微生物×社会課題から、地球・社会への貢献を目指す
「今ある社会課題を、未来に残さない。」際立つ技術と品質により、「住・社会のインフラ創造」と「ケミカルソリューション」のフロンティアを開拓し続け、世界の人々のくらしと地球環境の向上に貢献する積水化学工業株式会社(以下、積水化学)は、2021年より新たに新事業開発部内にイノベーション推進グループを設立し、新規事業の創出に取り組んでいる。2023年度からは、積水化学グループ全社員を対象にした新事業提案制度「C.O.B.U.アクセラレーター」を運営し、新規事業創出に取り組む人材育成に加え、文化醸成にも取り組んでいる。イノベーション推進グループに所属し、新規事業の企画創出を推進を担当する成田琴美さんにお話を伺った。

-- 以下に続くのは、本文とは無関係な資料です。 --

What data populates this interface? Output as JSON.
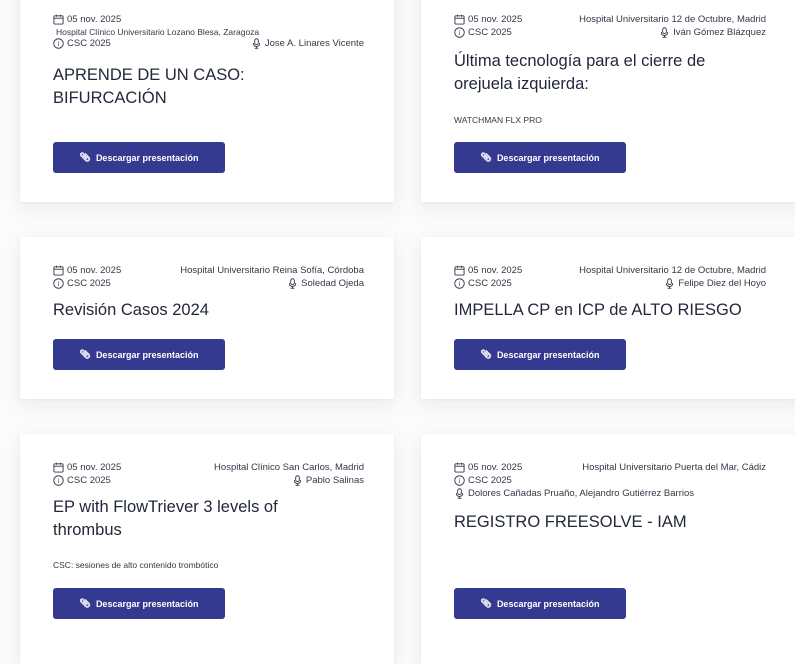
{
  "download_label": "Descargar presentación",
  "colors": {
    "button_bg": "#333a8f",
    "button_text": "#ffffff"
  },
  "cards": [
    {
      "date": "05 nov. 2025",
      "location": "Hospital Clínico Universitario Lozano Blesa, Zaragoza",
      "event": "CSC 2025",
      "speaker": "Jose A. Linares Vicente",
      "title": "APRENDE DE UN CASO: BIFURCACIÓN",
      "description": ""
    },
    {
      "date": "05 nov. 2025",
      "location": "Hospital Universitario 12 de Octubre, Madrid",
      "event": "CSC 2025",
      "speaker": "Iván Gómez Blázquez",
      "title": "Última tecnología para el cierre de orejuela izquierda:",
      "description": "WATCHMAN FLX PRO"
    },
    {
      "date": "05 nov. 2025",
      "location": "Hospital Universitario Reina Sofía, Córdoba",
      "event": "CSC 2025",
      "speaker": "Soledad Ojeda",
      "title": "Revisión Casos 2024",
      "description": ""
    },
    {
      "date": "05 nov. 2025",
      "location": "Hospital Universitario 12 de Octubre, Madrid",
      "event": "CSC 2025",
      "speaker": "Felipe Diez del Hoyo",
      "title": "IMPELLA CP en ICP de ALTO RIESGO",
      "description": ""
    },
    {
      "date": "05 nov. 2025",
      "location": "Hospital Clínico San Carlos, Madrid",
      "event": "CSC 2025",
      "speaker": "Pablo Salinas",
      "title": "EP with FlowTriever 3 levels of thrombus",
      "description": "CSC: sesiones de alto contenido trombótico"
    },
    {
      "date": "05 nov. 2025",
      "location": "Hospital Universitario Puerta del Mar, Cádiz",
      "event": "CSC 2025",
      "speaker": "Dolores Cañadas Pruaño, Alejandro Gutiérrez Barrios",
      "title": "REGISTRO FREESOLVE - IAM",
      "description": ""
    }
  ]
}
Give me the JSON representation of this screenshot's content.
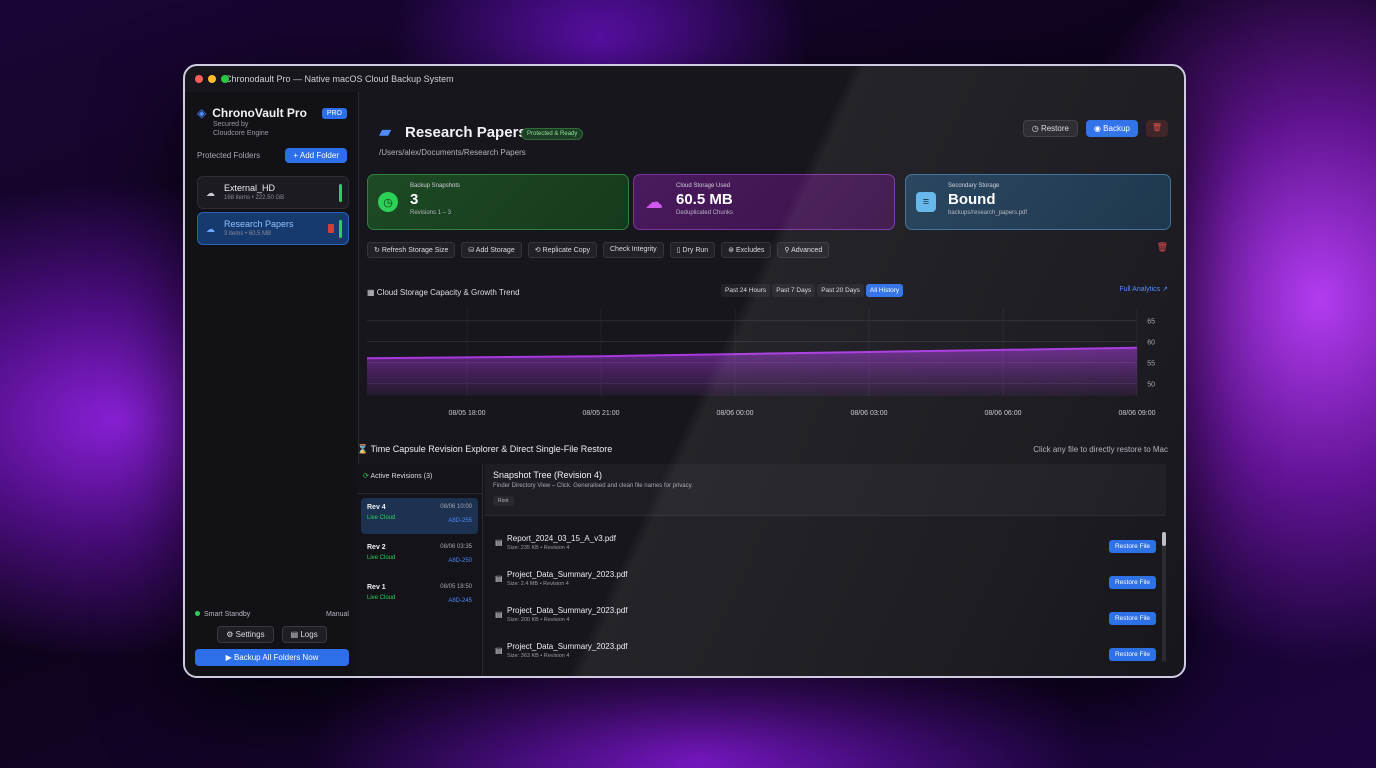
{
  "window": {
    "title": "Chronodault Pro — Native macOS Cloud Backup System"
  },
  "sidebar": {
    "brand_name": "ChronoVault Pro",
    "brand_sub_1": "Secured by",
    "brand_sub_2": "Cloudcore Engine",
    "pro_badge": "PRO",
    "protected_label": "Protected Folders",
    "add_folder": "+ Add Folder",
    "folders": [
      {
        "name": "External_HD",
        "meta": "168 items • 222.50 GB"
      },
      {
        "name": "Research Papers",
        "meta": "3 items • 60.5 MB"
      }
    ],
    "standby": "Smart Standby",
    "mode": "Manual",
    "settings": "Settings",
    "logs": "Logs",
    "backup_all": "Backup All Folders Now"
  },
  "header": {
    "title": "Research Papers",
    "badge": "Protected & Ready",
    "path": "/Users/alex/Documents/Research Papers",
    "restore": "Restore",
    "backup": "Backup"
  },
  "stats": [
    {
      "label": "Backup Snapshots",
      "value": "3",
      "sub": "Revisions 1 – 3"
    },
    {
      "label": "Cloud Storage Used",
      "value": "60.5 MB",
      "sub": "Deduplicated Chunks"
    },
    {
      "label": "Secondary Storage",
      "value": "Bound",
      "sub": "backups/research_papers.pdf"
    }
  ],
  "toolbar": [
    "Refresh Storage Size",
    "Add Storage",
    "Replicate Copy",
    "Check Integrity",
    "Dry Run",
    "Excludes",
    "Advanced"
  ],
  "chart": {
    "title": "Cloud Storage Capacity & Growth Trend",
    "ranges": [
      "Past 24 Hours",
      "Past 7 Days",
      "Past 20 Days",
      "All History"
    ],
    "active_range": "All History",
    "full_analytics": "Full Analytics ↗"
  },
  "chart_data": {
    "type": "area",
    "title": "Cloud Storage Capacity & Growth Trend",
    "x": [
      "08/05 18:00",
      "08/05 21:00",
      "08/06 00:00",
      "08/06 03:00",
      "08/06 06:00",
      "08/06 09:00"
    ],
    "series": [
      {
        "values": [
          56,
          56.5,
          57,
          57.5,
          58,
          58.5
        ]
      }
    ],
    "yticks": [
      50,
      55,
      60,
      65
    ],
    "ylim": [
      47,
      68
    ],
    "grid": true,
    "color": "#a838e0"
  },
  "timecapsule": {
    "title": "Time Capsule Revision Explorer & Direct Single-File Restore",
    "hint": "Click any file to directly restore to Mac",
    "active_revisions": "Active Revisions (3)",
    "revisions": [
      {
        "name": "Rev 4",
        "time": "08/06 10:00",
        "status": "Live Cloud",
        "code": "A8D-255"
      },
      {
        "name": "Rev 2",
        "time": "08/06 03:35",
        "status": "Live Cloud",
        "code": "A8D-250"
      },
      {
        "name": "Rev 1",
        "time": "08/05 18:50",
        "status": "Live Cloud",
        "code": "A8D-245"
      }
    ],
    "snapshot_title": "Snapshot Tree (Revision 4)",
    "snapshot_desc": "Finder Directory View – Click. Generalised and clean file names for privacy.",
    "snapshot_chip": "Root",
    "files": [
      {
        "name": "Report_2024_03_15_A_v3.pdf",
        "meta": "Size: 235 KB • Revision 4"
      },
      {
        "name": "Project_Data_Summary_2023.pdf",
        "meta": "Size: 2.4 MB • Revision 4"
      },
      {
        "name": "Project_Data_Summary_2023.pdf",
        "meta": "Size: 200 KB • Revision 4"
      },
      {
        "name": "Project_Data_Summary_2023.pdf",
        "meta": "Size: 363 KB • Revision 4"
      }
    ],
    "restore_file": "Restore File"
  }
}
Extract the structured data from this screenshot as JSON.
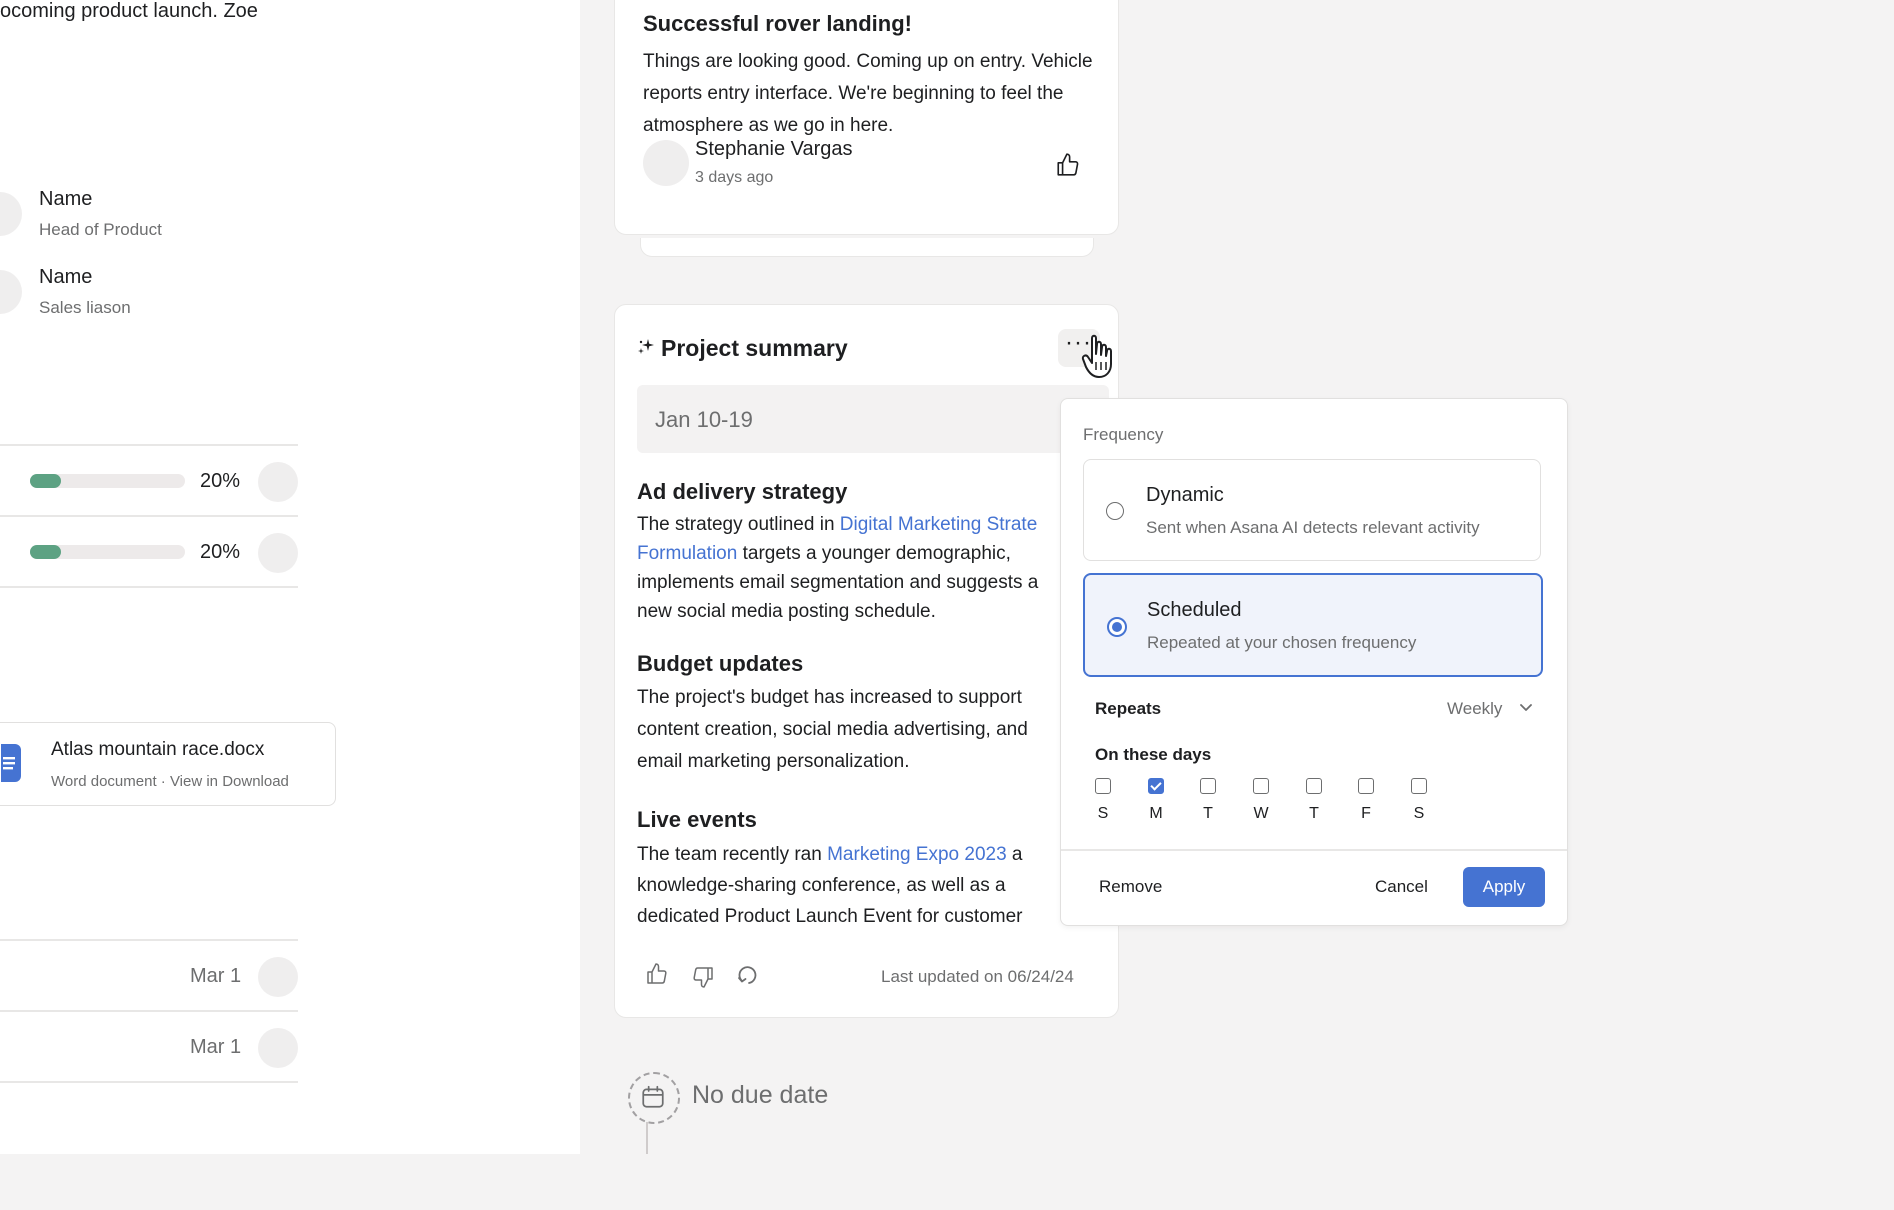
{
  "left": {
    "intro_text": "ocoming product launch. Zoe",
    "people": [
      {
        "name": "Name",
        "role": "Head of Product"
      },
      {
        "name": "Name",
        "role": "Sales liason"
      }
    ],
    "progress_rows": [
      {
        "percent_label": "20%",
        "progress": 0.2
      },
      {
        "percent_label": "20%",
        "progress": 0.2
      }
    ],
    "document": {
      "title": "Atlas mountain race.docx",
      "subtitle": "Word document · View in Download"
    },
    "date_rows": [
      {
        "date": "Mar 1"
      },
      {
        "date": "Mar 1"
      }
    ]
  },
  "update_card": {
    "title": "Successful rover landing!",
    "body": "Things are looking good. Coming up on entry. Vehicle reports entry interface. We're beginning to feel the atmosphere as we go in here.",
    "author": "Stephanie Vargas",
    "time": "3 days ago"
  },
  "summary_card": {
    "title": "Project summary",
    "more_label": "···",
    "date_range": "Jan 10-19",
    "sections": [
      {
        "heading": "Ad delivery strategy",
        "line1_pre": "The strategy outlined in ",
        "line1_link": "Digital Marketing Strate",
        "line2_link": "Formulation",
        "line2_post": " targets a younger demographic,",
        "line3": "implements email segmentation and suggests a",
        "line4": "new social media posting schedule."
      },
      {
        "heading": "Budget updates",
        "line1": "The project's budget has increased to support",
        "line2": "content creation, social media advertising, and",
        "line3": "email marketing personalization."
      },
      {
        "heading": "Live events",
        "line1_pre": "The team recently ran ",
        "line1_link": "Marketing Expo 2023",
        "line1_post": " a",
        "line2": "knowledge-sharing conference, as well as a",
        "line3": "dedicated Product Launch Event for customer"
      }
    ],
    "last_updated": "Last updated on 06/24/24"
  },
  "due_date": {
    "label": "No due date"
  },
  "frequency_popover": {
    "label": "Frequency",
    "options": [
      {
        "title": "Dynamic",
        "subtitle": "Sent when Asana AI detects relevant activity",
        "selected": false
      },
      {
        "title": "Scheduled",
        "subtitle": "Repeated at your chosen frequency",
        "selected": true
      }
    ],
    "repeats_label": "Repeats",
    "repeats_value": "Weekly",
    "days_label": "On these days",
    "days": [
      {
        "letter": "S",
        "checked": false
      },
      {
        "letter": "M",
        "checked": true
      },
      {
        "letter": "T",
        "checked": false
      },
      {
        "letter": "W",
        "checked": false
      },
      {
        "letter": "T",
        "checked": false
      },
      {
        "letter": "F",
        "checked": false
      },
      {
        "letter": "S",
        "checked": false
      }
    ],
    "remove_label": "Remove",
    "cancel_label": "Cancel",
    "apply_label": "Apply"
  },
  "colors": {
    "accent": "#4573d2",
    "progress": "#5da283",
    "muted_text": "#6d6e6f"
  },
  "icons": [
    "sparkle-icon",
    "thumbs-up-icon",
    "thumbs-down-icon",
    "regenerate-icon",
    "calendar-icon",
    "document-icon",
    "chevron-down-icon",
    "hand-cursor-icon"
  ]
}
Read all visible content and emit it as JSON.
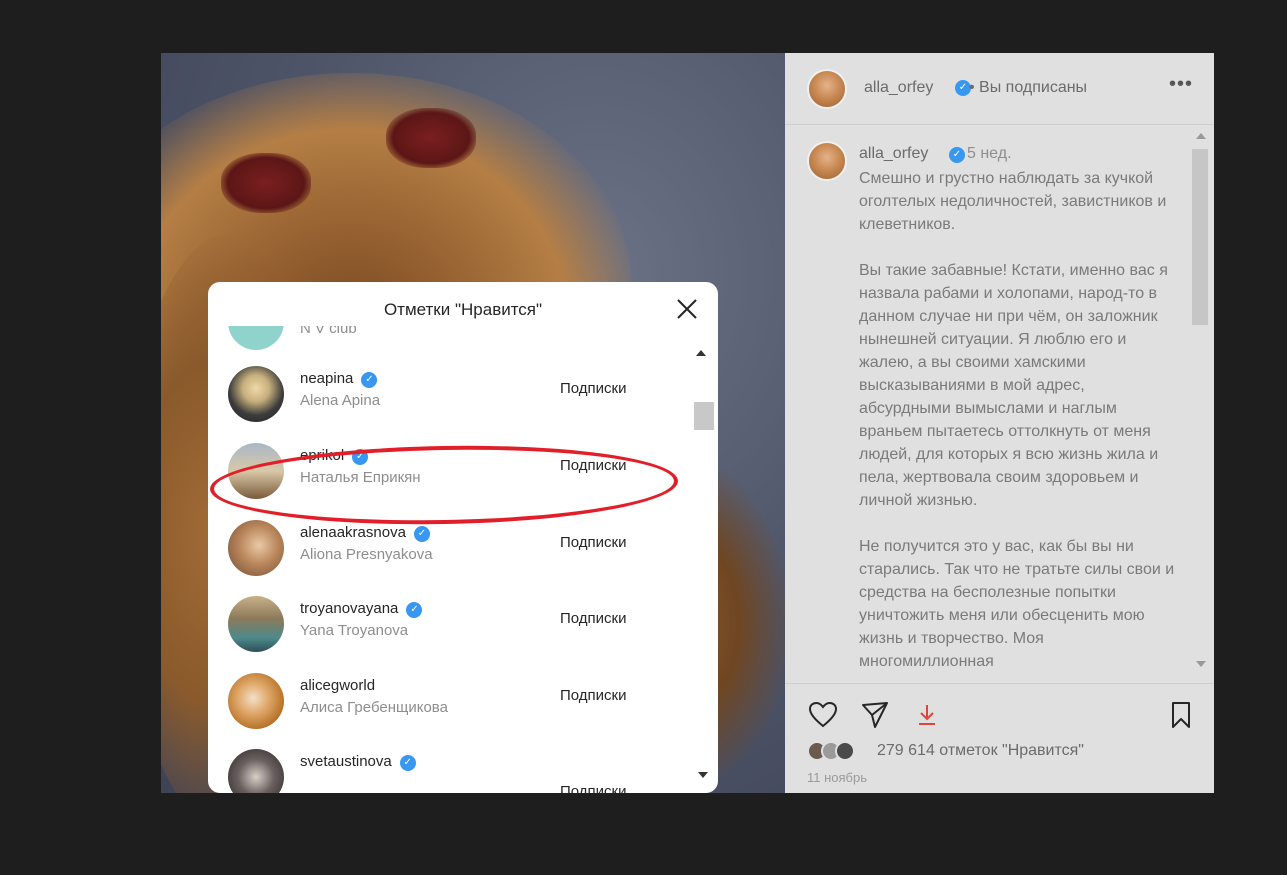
{
  "photo": {
    "description_icon": "photo-icon"
  },
  "likes_modal": {
    "title": "Отметки \"Нравится\"",
    "close_icon": "close-icon",
    "partial_top_row": {
      "full_name": "N V club"
    },
    "items": [
      {
        "username": "neapina",
        "full_name": "Alena Apina",
        "verified": true,
        "button": "Подписки"
      },
      {
        "username": "eprikol",
        "full_name": "Наталья Еприкян",
        "verified": true,
        "button": "Подписки"
      },
      {
        "username": "alenaakrasnova",
        "full_name": "Aliona Presnyakova",
        "verified": true,
        "button": "Подписки"
      },
      {
        "username": "troyanovayana",
        "full_name": "Yana Troyanova",
        "verified": true,
        "button": "Подписки"
      },
      {
        "username": "alicegworld",
        "full_name": "Алиса Гребенщикова",
        "verified": false,
        "button": "Подписки"
      },
      {
        "username": "svetaustinova",
        "full_name": "",
        "verified": true,
        "button": "Подписки"
      }
    ]
  },
  "post": {
    "username": "alla_orfey",
    "follow_status": "• Вы подписаны",
    "time_ago": "5 нед.",
    "caption": "Смешно и грустно наблюдать за кучкой оголтелых недоличностей, завистников и клеветников.\n\nВы такие забавные! Кстати, именно вас я назвала рабами и холопами, народ-то в данном случае ни при чём, он заложник нынешней ситуации. Я люблю его и жалею, а вы своими хамскими высказываниями в мой адрес, абсурдными вымыслами и наглым враньем пытаетесь оттолкнуть от меня людей, для которых я всю жизнь жила и пела, жертвовала своим здоровьем и личной жизнью.\n\nНе получится это у вас, как бы вы ни старались. Так что не тратьте силы свои и средства на бесполезные попытки уничтожить меня или обесценить мою жизнь и творчество. Моя многомиллионная",
    "likes": "279 614 отметок \"Нравится\"",
    "date": "11 ноябрь"
  },
  "colors": {
    "highlight": "#e21e28",
    "verified": "#3897f0",
    "download": "#e0453a"
  }
}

「イノベーション推進グループには、新規事業提案制度の事務局である『C.O.B.U.アクセラレーターユニット』と『イノベーション創出ユニット』があり、イノベーション創出ユニットには、社内外連携による新規事業創出を進めるオープンイノベーションチームと、自ら新規事業企画を行う企画創出チームの2つチームがあります。前職で、新規事業に近い新製品開発や既存の微生物の培養方法を改良する仕事を担当していた経験から、私は企画創出チームで仕事をしています。積水化学に入社した2022年は、微生物の培養技術の研究開発を担当し、2023年4月から新規事業の担当になりました。今は新規事業の事業化を目指して活動しており、企画している複数の事業案を検討している段階です。」
微生物に関する研究に長年携わってきた成田さん。微生物への興味を抱いたきっかけは、高校時代、放課後によく立ち寄っていた輸入食品店ジュピターで、ナチュラルチーズを購入した時のこと。牛乳がチーズへ、米が日本酒へ、大豆が醤油・味噌へ、ものによって味がそれぞれ変化する発酵食品の面白さに惹かれ、理系の道に進むことを選択。研究を通して、肉眼では見ることができない微生物への関心を深めていった。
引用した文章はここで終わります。